Randall and Gosden poured over figures furnished by the U.S. Department of Defense, which prior to 2005 neglected to record the numbers of Iraqi dead. (Remember the top officer in the U.S. Central Command for the wars in Iraq and Afghanistan, Gen. Tommy Franks, telling reporters during the Afghan campaign, “We don’t do body counts”?)

The two reporters also used the very reliable Iraq Body Count (<www.iraqbodycount.org>). By tracking media reports of deaths, Iraq Body Count academics keep a running total of Iraqis reported killed by coalition forces or by insurgents. (This is no easy feat, as this magazine has discovered in tabulating Palestinian and Israeli children who have been killed since September 2000 for <www.rememberthesechildren.org>.)

In addition to compiling U.S. and coalition fatalities in Iraq and Afghanistan, the Iraq Coalition Casualty Count (<www.icasualties.org>) also lists U.S. fatalities who have died “out of theater” in hospitals in Germany and the United States, as well as the names, nationalities, circumstances, and occupations of international contractors killed.

Finally, a study of civilian casualties in Afghanistan by Prof. Marc Herold of the University of New Hampshire (<www.cursor.org/stories/civilian_deaths.htm>) also helped Randall and Gosden reach their conclusion: “As of yesterday [Sept. 9, 2006], the numbers of lives confirmed lost are: 4,541 to 5,308 civilians and 385 military in Afghanistan; 50,100 civilians and 2,899 military in Iraq; and 4,081 in acts of terrorism in the rest of the world.”

They concluded their article with a caveat: “If estimates of other, unquantified, deaths—of insurgents, the Iraq military during the 2003 invasion, those not recorded individually by Western media, and those dying from wounds—are included, then the toll could reach as high as 180,000.”—D.C.H.

SIDEBAR 2

Cost of “War on Terror” in Treasure

The Iraq war already has cost the United States $320 billion, according to the Congressional Research Service (CRS). As of July 2006, Congress has approved $437 billion for costs related to the war on terror.
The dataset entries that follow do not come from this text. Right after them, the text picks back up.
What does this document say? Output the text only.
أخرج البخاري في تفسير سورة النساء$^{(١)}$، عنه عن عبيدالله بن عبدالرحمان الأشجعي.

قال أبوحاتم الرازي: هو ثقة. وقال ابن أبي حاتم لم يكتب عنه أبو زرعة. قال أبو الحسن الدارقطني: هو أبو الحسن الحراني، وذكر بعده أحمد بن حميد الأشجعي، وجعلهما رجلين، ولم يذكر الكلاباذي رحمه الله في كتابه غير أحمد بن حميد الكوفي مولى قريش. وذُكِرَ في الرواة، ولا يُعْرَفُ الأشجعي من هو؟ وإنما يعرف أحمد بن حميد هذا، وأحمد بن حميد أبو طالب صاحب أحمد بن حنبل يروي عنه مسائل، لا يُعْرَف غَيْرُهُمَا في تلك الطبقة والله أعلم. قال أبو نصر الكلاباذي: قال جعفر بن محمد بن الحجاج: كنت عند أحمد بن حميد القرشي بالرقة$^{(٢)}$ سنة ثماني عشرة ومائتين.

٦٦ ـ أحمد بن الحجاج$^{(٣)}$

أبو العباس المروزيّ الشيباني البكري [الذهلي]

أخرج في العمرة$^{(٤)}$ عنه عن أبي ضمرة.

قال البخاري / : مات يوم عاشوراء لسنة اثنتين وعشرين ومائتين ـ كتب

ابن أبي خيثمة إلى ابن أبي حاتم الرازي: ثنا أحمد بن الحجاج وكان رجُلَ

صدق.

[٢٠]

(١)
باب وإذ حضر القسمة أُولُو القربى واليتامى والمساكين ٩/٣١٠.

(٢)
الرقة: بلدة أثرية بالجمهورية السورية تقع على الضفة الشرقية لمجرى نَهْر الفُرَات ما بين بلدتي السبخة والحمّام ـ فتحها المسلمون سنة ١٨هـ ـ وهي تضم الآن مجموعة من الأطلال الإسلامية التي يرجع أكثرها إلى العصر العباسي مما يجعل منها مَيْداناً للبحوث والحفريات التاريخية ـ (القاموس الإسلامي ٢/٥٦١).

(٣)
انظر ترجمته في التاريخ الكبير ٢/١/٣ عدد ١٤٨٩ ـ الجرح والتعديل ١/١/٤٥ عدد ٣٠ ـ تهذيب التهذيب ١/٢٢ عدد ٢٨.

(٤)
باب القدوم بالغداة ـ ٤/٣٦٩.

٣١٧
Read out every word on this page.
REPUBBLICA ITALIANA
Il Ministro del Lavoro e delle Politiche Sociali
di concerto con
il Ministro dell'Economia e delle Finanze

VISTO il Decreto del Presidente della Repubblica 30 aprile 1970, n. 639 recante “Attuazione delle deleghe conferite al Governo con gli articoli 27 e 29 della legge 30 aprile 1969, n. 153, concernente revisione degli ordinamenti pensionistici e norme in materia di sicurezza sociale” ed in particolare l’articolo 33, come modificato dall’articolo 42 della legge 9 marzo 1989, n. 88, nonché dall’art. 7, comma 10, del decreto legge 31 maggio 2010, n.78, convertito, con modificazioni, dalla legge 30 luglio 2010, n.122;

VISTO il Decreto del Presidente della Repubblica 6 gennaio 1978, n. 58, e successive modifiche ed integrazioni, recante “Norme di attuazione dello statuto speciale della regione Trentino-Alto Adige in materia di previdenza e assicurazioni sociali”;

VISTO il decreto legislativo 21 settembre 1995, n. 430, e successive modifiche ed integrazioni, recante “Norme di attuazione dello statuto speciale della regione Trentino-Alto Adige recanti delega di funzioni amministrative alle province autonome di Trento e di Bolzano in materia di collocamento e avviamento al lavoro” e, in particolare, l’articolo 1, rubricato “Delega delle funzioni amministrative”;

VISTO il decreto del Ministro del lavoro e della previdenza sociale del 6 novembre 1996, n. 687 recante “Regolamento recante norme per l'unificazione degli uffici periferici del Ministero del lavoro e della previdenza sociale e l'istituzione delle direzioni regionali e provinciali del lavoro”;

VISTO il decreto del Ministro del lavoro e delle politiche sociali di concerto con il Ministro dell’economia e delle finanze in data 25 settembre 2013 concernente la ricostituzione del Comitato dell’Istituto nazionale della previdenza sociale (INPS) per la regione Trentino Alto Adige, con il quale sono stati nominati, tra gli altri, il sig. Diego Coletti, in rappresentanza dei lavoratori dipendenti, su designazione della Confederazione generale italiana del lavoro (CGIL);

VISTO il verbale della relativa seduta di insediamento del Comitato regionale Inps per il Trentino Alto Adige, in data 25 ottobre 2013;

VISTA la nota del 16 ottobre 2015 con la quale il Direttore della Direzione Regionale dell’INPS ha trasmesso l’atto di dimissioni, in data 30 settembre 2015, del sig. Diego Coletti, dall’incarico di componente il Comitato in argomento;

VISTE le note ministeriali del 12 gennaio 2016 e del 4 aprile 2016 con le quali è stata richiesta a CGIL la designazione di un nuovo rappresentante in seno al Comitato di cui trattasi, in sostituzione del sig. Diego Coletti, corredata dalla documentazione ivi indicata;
CRS estimates are conservative compared to those of Scott Wallsten of the American Enterprise Institute, who estimates an overall cost to date of $500 billion, with as much again possible.

In a study published April 7, 2006, Joseph Stiglitz, a Columbia University economist and former Nobel Prize winner, and Harvard lecturer Linda Bilmes estimated the conflict ultimately may cost between $1 trillion and $2 trillion. “Like the iceberg that hit the Titanic, the full costs of the war are still largely hidden below the surface,” they warned. “Our calculations include not just the money for combat operations but also the costs the government will have to pay for years to come. These include lifetime healthcare and disability benefits for returning veterans and special round-the-clock medical attention for many of the 16,300 Americans who already have been seriously wounded.”

Stiglitz and Bilmes also count the cost of replacing military hardware, as well as re-enlistment bonuses and benefits to attract reluctant soldiers. “On top of this,” they explain, “because we finance the war by borrowing more money (mostly from abroad), there is a rising interest cost on the extra debt.”

The two conclude, “Had we waited for the outcome of the U.N. weapons inspections, the value of the information would arguably have saved the nation at least $1 trillion—enough to fix Social Security for the next 75 years twice over.”

The entire report is available at <www.columbia.edu/cu/news/06/04/stiglitz.html>.—D.C.H.